I am trying to test giveBonus function with mockito but failing

public class Bonus {

    @Test
    public void giveBonous() throws Exception{
        GiveBonus bonus = Mockito.spy(new Bonus);
        doReturn(500).when((BaseSplitter)Bonus).splitSalaryHalf("sunil",2000);
        int num = bonus.giveBonus("sunil",2000);
        assertEqual(2500,num);
    }
}

Question # 1

The issue is that mockito is not mocking the superclass( splitHalfSalary ) call rather start calling it in real ( splitSalaryHalf function which contains some complex object{not included to keep it simple} ). How can i mock superclass method.

Question # 2

Not applying a composition as I need abc() and other functions in the derived class. Am I applying wrong pattern if Yes? how should I handle the same?

Diagnosing this is made harder because the code you pasted above isn't the real code. For example, the test expects "sunil" but the actual code uses "Sunil". This illustrates the importance of copying the exact code and pasting into your question.

I think the actual answer has to do with the use of the super keyword. If you remove the super keyword from the code example it will work as intended.

Mockito is creating something similar to a dynamic proxy of the original object and wrapping it when you create a spy. The real object is still there and the call to giveBonous() is delegated to the real object by the spy proxy.

The real object makes a call to super.splitSalaryHalf which in Java says, do not call this object's override of splitSalaryHalf -- go directly to the super class's definition of this method and invoke that.

The spy gives you the ability to mock out methods on the wrapped object (Bonus.splitSalaryHalf) but will not replace the super classes implementation.
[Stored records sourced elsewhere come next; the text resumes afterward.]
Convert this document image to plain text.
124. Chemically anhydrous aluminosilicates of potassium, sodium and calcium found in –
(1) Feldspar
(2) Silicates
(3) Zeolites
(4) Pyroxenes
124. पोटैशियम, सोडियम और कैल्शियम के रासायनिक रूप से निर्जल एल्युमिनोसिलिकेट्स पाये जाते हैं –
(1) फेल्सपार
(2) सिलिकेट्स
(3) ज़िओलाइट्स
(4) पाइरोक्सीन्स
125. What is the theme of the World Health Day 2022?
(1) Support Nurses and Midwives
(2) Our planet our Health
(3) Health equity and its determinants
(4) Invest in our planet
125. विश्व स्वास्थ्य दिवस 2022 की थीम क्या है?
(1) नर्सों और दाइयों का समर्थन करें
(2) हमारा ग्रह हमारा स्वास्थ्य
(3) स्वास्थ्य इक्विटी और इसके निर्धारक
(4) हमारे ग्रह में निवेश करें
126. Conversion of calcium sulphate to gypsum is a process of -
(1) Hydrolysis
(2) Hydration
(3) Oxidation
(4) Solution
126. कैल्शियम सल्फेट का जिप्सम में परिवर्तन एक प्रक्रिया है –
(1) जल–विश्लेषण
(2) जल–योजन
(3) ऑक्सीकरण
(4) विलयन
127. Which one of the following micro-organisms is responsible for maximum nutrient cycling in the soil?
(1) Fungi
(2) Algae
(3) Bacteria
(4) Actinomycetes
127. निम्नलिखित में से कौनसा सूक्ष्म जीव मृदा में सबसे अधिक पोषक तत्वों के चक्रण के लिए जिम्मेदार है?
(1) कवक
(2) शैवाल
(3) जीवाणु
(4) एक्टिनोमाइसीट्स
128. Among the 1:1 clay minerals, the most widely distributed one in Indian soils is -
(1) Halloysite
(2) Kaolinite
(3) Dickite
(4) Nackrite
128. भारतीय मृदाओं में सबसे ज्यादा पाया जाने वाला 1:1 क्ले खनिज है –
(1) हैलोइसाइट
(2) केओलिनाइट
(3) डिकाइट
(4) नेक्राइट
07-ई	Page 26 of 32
Mockito's behavior is entirely appropriate because a common pattern would be to override the super class implementation in the subclass, but still have the ability to call the super class's implementation. Consider this:

public class BonusCalculator {
  private double bonusFactor = 0.10;

  public int giveBonus(Employee employee) {
    return employee.getSalary() * bonusFactor;
  }
}

public class AuditableBonusCalculator extends BonusCalculator {
  public int giveBonus(String name, int salary) {
    int bonus = super.giveBonus(name, salary);
    updatePayrollAudit(employee, bonus);
    return bonus;
  }
}

The superclass, BonusCalculator, calculates the actual bonus amount.

The subclass, AuditableBonusCalculator, delegates to the superclass to get the actual bonus amount, but adds the responsibility of updating the payroll audit system to show that the bonus was paid.

Mockito only wraps the subclass with a proxy and can only intercept calls on that specific class. You can still mock methods implemented by the superclass as long as the call is dispatched through the proxy, which it will if the super keyword is not present. But if you use the super keyword, Java explicitly does not consider the current object's implementation, it will go find the superclass's implementation of that method and call it explicitly.